6/13/24

Paul Articulates – A closer look at Tyler Stuart


Tyler Stuart was on a roll coming into 2024.  He was an extraordinary pitching prospect who led the minors in ERA (2.20) among qualified pitchers last year.  He had a solid spring, and pitched a perfect inning in this year’s Spring Breakout game against the best of the Nationals’ prospects.

First, let me give you a few words about why Tyler Stuart was such a bright prospect.  He is an imposing 6’9” 250 lb right hander with a mid-90’s fastball and an arsenal of five different pitches he can throw for strikes.  He came into this season filled with confidence and excited about throwing his new fifth pitch, a cutter.  He is not a demonstrative guy, but you can tell from his presence that he knows what he wants to do and that is to impose his will upon opposing batters.

Unfortunately, the season has not gone as planned.  Stuart brought a 1-4 record with a 4.32 ERA into last night’s game.  In ten starts he had five no decisions and the 1-4 record and had given up 53 hits in 50 innings.  Something was not working.  I had to see for myself, so I attended his latest start for the AA Binghamton Rumble Ponies against last year’s EL champion Somerset Patriots (Yankees AA club).  It did not go well.

Stuart threw only two innings, giving up six hits, five earned runs, a walk, and two stolen bases.  What struck me was that those six hits were all very well hit, and almost all against his hard stuff.  His velocity was fine – his fastball was being clocked between 94-96 mph, and his curve ball was in the 81-82 mph range so he clearly had enough speed differential to keep batters off balance.  

The problem was that they did not seem to be off balance at all.  Credit the Yanks – they also hit Jordan Geber and Junior Santos pretty well after Stuart left the mound.  But this was more about Stuart’s struggles than the Yankees AA team batting approach.

Stuart dominated in the A and AA levels last year because he could throw all of his pitches for strikes.  He pitched ahead in the count and then used his mix to force little or no contact.  This year he has not been out in front.  Coming into last night’s action, he had thrown only 528 of 821 pitches for strikes (64%).  That is an acceptable ratio if you are throwing 100mph, but since everyone throws in the 90’s now, you have to command the strike zone to force light contact with a mix of pitches.

Setbacks such as this are very common in the minor leagues.  Pitchers reach a level where their stuff is no longer overwhelming to the opposing batters because the competition gets better at every level.  You learn from it, improve, and move on – or you fail to advance.  I still have a great deal of confidence in Tyler Stuart and I expect that last year’s pitching coach of the year AJ Sager is working with him every day to adjust the approach.  

Flash back to Stuart’s pre-season interviewinterview in April.  He was working to get more consistency in his pitches and learning to throw the cutter and pitch up in the zone.  The minor leagues are an experiment that either builds a successful repertoire or teaches you what you can’t do.  

I think Mike Vasil has been going through the same thing in Syracuse – a good pitcher finding out where the limits are.  Let’s hope that both are able to make the appropriate adjustments soon and continue their path towards the big leagues.


7 comments:

D J said...

Paul,
This is off the subject, but is Tomas Nido a possible trade candidate to a team such as the Phillies who have a short term catching need?
I would like to see us get at least a prospect back from some of DFA's.
Thoughts?

Tom Brennan said...

Stuart must be learning something from his 2024 adversity.
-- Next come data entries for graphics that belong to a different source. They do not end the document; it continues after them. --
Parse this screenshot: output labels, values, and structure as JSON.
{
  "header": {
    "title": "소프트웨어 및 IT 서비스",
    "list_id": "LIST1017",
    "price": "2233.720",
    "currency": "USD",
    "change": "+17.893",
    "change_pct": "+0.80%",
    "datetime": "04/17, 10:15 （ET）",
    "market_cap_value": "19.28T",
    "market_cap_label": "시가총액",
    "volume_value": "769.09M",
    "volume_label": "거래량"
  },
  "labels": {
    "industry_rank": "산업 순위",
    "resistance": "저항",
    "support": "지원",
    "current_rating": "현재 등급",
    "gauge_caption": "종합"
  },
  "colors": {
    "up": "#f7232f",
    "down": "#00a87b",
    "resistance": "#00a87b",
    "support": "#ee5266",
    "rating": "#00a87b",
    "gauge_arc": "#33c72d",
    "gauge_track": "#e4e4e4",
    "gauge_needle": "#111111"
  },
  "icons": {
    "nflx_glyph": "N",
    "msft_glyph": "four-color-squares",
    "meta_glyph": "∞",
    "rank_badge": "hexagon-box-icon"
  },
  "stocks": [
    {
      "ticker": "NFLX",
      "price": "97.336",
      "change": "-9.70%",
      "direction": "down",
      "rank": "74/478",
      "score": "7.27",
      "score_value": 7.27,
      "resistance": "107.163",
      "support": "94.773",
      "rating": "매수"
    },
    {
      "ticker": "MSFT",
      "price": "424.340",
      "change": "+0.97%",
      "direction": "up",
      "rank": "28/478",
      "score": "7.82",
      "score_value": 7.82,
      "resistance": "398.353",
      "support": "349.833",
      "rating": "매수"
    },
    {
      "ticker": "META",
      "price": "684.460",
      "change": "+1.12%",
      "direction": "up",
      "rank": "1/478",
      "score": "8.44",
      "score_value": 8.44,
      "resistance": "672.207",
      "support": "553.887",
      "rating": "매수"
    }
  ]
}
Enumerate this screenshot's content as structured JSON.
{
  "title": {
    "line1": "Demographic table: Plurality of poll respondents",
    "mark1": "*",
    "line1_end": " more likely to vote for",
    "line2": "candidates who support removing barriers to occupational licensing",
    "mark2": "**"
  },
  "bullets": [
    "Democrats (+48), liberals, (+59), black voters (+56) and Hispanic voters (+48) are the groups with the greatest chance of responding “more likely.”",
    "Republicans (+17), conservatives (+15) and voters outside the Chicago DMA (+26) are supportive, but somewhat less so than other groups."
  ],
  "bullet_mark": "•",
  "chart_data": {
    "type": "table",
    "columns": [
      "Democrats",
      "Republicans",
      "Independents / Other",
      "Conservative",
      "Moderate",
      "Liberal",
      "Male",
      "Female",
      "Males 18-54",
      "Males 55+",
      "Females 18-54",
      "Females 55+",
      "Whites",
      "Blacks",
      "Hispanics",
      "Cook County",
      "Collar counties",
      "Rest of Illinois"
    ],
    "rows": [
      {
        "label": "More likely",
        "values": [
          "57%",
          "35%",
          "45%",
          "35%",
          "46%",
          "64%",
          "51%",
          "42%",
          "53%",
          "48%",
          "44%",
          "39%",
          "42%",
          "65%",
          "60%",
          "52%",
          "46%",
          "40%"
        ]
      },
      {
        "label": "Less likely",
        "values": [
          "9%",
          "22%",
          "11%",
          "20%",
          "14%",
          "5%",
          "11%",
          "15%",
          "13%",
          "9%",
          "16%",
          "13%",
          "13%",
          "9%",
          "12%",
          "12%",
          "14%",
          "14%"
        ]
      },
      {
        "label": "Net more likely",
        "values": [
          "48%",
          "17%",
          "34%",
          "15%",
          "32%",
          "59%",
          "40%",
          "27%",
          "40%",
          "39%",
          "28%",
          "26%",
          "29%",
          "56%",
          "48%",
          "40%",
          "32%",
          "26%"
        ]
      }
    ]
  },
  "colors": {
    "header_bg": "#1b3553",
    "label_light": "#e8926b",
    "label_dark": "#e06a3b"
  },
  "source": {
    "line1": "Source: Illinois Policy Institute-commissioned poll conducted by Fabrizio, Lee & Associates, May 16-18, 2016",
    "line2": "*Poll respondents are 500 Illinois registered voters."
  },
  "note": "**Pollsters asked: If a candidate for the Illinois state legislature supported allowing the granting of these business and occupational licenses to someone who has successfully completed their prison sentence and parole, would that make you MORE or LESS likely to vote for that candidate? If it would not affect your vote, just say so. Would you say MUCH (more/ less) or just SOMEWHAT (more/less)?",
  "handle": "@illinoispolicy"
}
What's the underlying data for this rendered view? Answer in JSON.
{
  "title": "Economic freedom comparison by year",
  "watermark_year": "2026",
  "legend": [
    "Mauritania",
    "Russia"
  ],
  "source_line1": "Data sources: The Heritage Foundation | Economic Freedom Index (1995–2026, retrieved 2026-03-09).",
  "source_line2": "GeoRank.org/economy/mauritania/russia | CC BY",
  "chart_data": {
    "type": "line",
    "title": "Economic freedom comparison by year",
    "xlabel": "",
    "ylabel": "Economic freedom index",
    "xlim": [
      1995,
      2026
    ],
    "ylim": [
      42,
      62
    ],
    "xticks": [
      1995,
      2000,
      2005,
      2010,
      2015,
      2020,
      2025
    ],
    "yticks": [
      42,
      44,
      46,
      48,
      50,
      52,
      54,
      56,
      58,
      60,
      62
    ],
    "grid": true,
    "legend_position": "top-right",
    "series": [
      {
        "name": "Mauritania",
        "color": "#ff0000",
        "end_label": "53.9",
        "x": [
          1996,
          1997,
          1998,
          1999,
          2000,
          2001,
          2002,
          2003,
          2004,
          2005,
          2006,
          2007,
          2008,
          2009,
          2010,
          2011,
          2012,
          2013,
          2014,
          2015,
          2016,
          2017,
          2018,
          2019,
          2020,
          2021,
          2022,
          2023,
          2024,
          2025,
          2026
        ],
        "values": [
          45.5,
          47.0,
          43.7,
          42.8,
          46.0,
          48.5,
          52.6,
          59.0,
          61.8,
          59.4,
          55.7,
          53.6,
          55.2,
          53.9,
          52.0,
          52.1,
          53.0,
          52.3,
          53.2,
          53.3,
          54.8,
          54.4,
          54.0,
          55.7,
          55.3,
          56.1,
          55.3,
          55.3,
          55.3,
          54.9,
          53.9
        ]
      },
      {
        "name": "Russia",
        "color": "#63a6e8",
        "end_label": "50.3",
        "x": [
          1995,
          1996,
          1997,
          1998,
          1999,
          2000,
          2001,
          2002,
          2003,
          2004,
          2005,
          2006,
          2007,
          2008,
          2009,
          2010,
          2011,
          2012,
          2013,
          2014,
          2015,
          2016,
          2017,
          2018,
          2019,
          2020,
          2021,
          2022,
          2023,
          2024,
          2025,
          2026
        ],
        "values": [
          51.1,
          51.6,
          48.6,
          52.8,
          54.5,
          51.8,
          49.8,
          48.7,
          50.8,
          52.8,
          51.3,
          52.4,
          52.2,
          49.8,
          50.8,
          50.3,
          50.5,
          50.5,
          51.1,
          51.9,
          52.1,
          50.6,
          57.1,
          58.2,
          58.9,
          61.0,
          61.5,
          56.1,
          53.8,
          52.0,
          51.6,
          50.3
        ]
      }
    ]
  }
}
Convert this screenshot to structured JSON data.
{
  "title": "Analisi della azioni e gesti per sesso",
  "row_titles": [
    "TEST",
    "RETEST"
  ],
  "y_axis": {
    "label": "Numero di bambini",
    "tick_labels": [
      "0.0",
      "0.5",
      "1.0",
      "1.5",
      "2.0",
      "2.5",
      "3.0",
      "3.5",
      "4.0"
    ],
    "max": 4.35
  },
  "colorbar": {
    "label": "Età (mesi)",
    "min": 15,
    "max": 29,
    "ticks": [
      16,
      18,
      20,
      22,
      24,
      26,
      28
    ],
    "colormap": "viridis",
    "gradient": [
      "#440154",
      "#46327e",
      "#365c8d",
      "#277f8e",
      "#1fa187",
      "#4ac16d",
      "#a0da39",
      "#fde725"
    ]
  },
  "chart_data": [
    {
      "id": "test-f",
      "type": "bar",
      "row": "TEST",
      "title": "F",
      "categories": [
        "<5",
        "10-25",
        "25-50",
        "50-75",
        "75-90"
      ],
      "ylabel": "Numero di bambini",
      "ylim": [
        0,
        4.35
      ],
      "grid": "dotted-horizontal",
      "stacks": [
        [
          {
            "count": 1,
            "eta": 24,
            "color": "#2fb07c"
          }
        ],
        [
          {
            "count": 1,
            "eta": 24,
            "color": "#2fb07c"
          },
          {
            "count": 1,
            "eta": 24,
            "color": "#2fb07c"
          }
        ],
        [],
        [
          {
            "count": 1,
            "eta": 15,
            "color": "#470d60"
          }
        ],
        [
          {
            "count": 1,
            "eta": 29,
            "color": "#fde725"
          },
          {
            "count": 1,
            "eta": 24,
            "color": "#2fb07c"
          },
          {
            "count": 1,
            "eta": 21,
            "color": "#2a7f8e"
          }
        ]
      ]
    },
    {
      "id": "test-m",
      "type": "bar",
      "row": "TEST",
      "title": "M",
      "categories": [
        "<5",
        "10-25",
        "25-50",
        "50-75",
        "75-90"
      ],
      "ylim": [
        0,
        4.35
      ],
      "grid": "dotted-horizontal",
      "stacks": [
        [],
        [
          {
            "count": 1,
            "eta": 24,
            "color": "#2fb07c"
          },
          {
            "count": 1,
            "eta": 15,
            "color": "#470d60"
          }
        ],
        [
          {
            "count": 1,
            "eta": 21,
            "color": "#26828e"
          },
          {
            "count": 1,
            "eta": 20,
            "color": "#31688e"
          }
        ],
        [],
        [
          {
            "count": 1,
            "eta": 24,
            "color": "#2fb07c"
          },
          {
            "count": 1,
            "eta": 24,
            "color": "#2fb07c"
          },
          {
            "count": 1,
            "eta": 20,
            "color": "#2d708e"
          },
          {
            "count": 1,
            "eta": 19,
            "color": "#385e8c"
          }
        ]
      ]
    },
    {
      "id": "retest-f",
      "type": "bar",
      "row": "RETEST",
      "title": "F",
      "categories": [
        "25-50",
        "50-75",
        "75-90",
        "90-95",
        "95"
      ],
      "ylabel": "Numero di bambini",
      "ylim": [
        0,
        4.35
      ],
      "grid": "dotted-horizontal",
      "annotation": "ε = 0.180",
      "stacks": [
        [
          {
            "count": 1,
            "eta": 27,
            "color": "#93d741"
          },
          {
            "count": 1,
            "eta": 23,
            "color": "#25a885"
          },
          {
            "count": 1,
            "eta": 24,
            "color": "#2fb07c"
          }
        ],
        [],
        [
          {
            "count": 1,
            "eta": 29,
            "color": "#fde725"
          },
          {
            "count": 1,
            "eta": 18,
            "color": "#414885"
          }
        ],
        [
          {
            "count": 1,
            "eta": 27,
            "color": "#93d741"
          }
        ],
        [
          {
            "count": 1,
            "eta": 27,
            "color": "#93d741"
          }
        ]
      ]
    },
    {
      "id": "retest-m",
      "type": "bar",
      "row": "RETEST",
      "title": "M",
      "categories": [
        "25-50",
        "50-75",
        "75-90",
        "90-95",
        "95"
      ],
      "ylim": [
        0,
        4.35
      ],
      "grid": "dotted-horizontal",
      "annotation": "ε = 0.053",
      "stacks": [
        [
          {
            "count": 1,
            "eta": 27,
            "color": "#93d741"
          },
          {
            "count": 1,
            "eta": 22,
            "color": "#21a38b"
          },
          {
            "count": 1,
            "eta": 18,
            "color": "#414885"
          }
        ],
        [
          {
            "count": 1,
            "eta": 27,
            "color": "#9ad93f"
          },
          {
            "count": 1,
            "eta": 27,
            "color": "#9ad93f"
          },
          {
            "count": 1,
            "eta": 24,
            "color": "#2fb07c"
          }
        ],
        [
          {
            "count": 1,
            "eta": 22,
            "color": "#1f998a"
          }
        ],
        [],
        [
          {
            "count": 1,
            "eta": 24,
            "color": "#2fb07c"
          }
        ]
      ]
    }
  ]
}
He needs to ignore the results to date. Make the rest of this season come in with a 2.50 ERA.

Suarez was bad into early July last year, great after that. I wonder if Suarez is better long term than Stuart.

Suarez has had about 3 AA stinkers this year, but dominant in the rest. Suarez a little younger (months) and the two have virtually the same AA innings in their career (mid 70 innings). Suarez AA career 3.10, Stuart 4.45.

Paul, if you could only pick one….which would you pick and why?

Tom Brennan said...

D J, this seems to well summarize the Nido situation: https://www.mlbtraderumors.com/new-york-mets

Obee77 said...

Hi Tom,

I’m a long time Mets fan, bleeding Blue and Orange since 86’. I’ve watched for these decades as the Mets have come into contention for just a short while and then out again for many years showing no consistency.
I know each regime brings its own demons, whether it was ownership or management or just players unable to perform or freak injuries like Diaz in 23’.
However, I have never understood how this farm system seems to so infrequently develop strong relief pitching hope in the minors that can execute in the bigs.
There are so few actual home grown relief success stories from one regime to the next. In 24, here we are again, light on any help from the system.

What is it that you’ve seen from the new management of the farm system that might provide hope that we can start to bring relievers up from the top two levels to be successful with the big club?

Also, I’ve seen that this year has been abysmal for most of our prospects in the power department and even though the biggest prospects are injured, none have been projected for big power and strong plate discipline. Do you see anything with the system under Stearns’ group that gives us hope for better prospect management and development?

Paul Articulates said...

In response to DJ's comment, I think that Nido would definitely help the Phillies and if there is trade value there, the front office should be pursuing it. Nido knows some of the Philly pitchers already (Wheeler, Walker) because he caught them in New York. Nido may not hit like Realmuto, but he plays great defense and comes up with some timely hits. there is a starting pitcher named Robinson Pina that plays for their AA team that I would take in an even up trade for Nido.

Paul Articulates said...

Tom, tough call on Stuart vs Suarez. They are both guys with a lot going for them. Suarez really put up some numbers in the second half last year, including a no-hitter. That said I like Stuart best - he has a great mix of pitches, a rugged build (hopefully less injury-prone), and a great "do my job" mentality that should play in the long term. He just has to make his pitches a little more un-hittable and improve his move to first base.

Tom Brennan said...

Paul, hopefully we go 2 for 2 with them.